After I worked six years in industry / university in the development of wireless communication transceivers, I joined NITech (Nagoya Institute of Technology) as a Research Associate in 1997. The following eight years were just the period of rapid spread of mobile phones, which attracted much public attention about possible health risks of electromagnetic fields from cellular phones.

The current knowledge tells us that there are mainly two types of biological effects of electromagnetic fields. One is the stimulation effect to nevus due to induced current in tissue. The other is the thermal effect due to energy absorption in tissue. In the frequency bands of wireless communications, we mainly need to quantify the energy absorption as an electromagnetic compatibility (EMC) issue for evaluating its safety. The quantification of energy absorption in the human body is known as dosimetry. The most important quantity of dosimetry is the specific absorption rate (SAR), defined as the absorbed power per unit mass in unit of watt per kilogram. My study in the first eight years in NITech focused on numerical dosimetry techniques for cellular phones. The research results contributed not only to clarify the SAR level in anatomically based human body models but also to the international standardization of SAR measurement methods.

However, the human safety or risk evaluation of wireless communication technologies is actually a social problem. It is impossible to prove an absolute safety for any type of technologies. At the same time of continuously monitoring the newest research results on possible biological effects of wireless communication technologies, we should reasonably manage the relationship between their obvious merits and possible risks.

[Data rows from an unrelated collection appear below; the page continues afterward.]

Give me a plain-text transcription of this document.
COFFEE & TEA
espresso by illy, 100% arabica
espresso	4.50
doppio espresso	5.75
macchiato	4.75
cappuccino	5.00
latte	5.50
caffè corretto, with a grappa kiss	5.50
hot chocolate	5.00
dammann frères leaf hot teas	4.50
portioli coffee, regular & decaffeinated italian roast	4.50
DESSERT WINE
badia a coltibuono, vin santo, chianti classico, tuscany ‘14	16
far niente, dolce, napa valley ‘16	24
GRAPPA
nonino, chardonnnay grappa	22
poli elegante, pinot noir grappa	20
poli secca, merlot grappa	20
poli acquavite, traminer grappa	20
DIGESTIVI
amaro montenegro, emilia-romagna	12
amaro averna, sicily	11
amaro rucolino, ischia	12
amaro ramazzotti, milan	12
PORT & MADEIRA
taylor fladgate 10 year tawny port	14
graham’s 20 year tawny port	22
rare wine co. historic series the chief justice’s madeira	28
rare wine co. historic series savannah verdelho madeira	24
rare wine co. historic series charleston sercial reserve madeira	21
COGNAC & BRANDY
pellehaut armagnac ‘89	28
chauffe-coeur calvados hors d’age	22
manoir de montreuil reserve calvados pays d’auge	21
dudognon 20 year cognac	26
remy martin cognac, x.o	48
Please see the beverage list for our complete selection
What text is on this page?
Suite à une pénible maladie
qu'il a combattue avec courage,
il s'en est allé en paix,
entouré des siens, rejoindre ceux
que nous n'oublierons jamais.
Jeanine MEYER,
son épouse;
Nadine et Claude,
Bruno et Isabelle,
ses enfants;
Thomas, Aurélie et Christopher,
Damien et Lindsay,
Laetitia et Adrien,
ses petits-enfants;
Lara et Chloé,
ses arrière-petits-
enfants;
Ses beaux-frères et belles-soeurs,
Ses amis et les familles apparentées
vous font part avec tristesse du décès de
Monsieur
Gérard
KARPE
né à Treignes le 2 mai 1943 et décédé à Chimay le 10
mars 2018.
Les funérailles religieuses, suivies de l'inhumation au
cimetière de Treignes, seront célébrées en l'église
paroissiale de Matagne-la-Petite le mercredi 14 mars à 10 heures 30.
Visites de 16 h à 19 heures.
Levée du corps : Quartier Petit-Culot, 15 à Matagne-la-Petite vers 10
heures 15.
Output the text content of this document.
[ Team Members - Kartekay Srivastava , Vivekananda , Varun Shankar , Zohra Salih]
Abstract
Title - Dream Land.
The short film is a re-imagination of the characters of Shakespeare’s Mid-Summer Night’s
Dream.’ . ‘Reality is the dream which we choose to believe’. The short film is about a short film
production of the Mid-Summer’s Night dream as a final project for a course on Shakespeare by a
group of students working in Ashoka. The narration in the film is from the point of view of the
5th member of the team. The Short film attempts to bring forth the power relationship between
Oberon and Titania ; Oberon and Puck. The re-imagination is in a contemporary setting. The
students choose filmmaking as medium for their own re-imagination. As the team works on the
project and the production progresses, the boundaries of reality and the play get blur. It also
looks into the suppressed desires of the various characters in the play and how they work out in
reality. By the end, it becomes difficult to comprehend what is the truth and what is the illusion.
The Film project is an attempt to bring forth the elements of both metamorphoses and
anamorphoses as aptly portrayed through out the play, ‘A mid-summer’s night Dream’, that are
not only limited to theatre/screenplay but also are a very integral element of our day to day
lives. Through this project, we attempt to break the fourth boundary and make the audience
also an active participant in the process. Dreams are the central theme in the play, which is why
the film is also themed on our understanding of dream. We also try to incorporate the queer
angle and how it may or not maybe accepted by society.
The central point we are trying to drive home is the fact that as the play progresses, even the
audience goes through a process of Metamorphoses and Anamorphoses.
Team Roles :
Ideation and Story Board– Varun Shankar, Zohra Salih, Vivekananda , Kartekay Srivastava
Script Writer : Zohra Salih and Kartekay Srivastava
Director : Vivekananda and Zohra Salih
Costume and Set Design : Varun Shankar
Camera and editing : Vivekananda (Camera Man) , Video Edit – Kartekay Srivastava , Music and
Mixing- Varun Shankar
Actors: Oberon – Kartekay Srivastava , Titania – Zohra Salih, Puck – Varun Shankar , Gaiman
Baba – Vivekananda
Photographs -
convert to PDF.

Recently, various emerging wireless technologies are appearing and corresponding EMC evaluation is required. The emerging wireless technologies mainly involve various body-centric communications such as body area networks (BAN) for medical and healthcare applications, wireless power transmission and so on. For the SAR evaluation of cellular phones, the world has invested a lot of money and human power into this issue for establishing a reasonable standard and evaluation procedure. Applying the same approach to each emerging wireless technology is obviously inefficient. It is therefore very important to link the fundamental research, product development and standardization together from the EMC point of view.

Since 2005 I was appointed as a professor, I have changed from EMC evaluation to EMC design. The current technology progress and product cycle do not allow us to conduct the EMC evaluation after the wireless technology has been put into market. The EMC evaluation should be made in the design stage, and each wireless engineer should have the basic knowledge to make his/her design meet the existing EMC standards.

I attempted this approach in developing our wireless ECG in NITech. The wireless ECG can detect and transmit ECG signals in a real time to a PC based on human body communication technology. The data rate reaches 1.2 Mbps. My six-year experience in communication hardware development and eight-year experience in bio-EMC evaluation seem very helpful in this approach. During the design process, we have paid much attention to the EMC issue in order to ensure the human safety and to meet the corresponding standards.

NITech provides a very good platform to study and research in this area. In September 2014, we established a project institute, Bio - Electromagnetic Environment Research Institute with researchers of external organizations and companies. It is expected to bring up future wireless engineers who have excellent bio-EMC design ability for various emerging wireless products.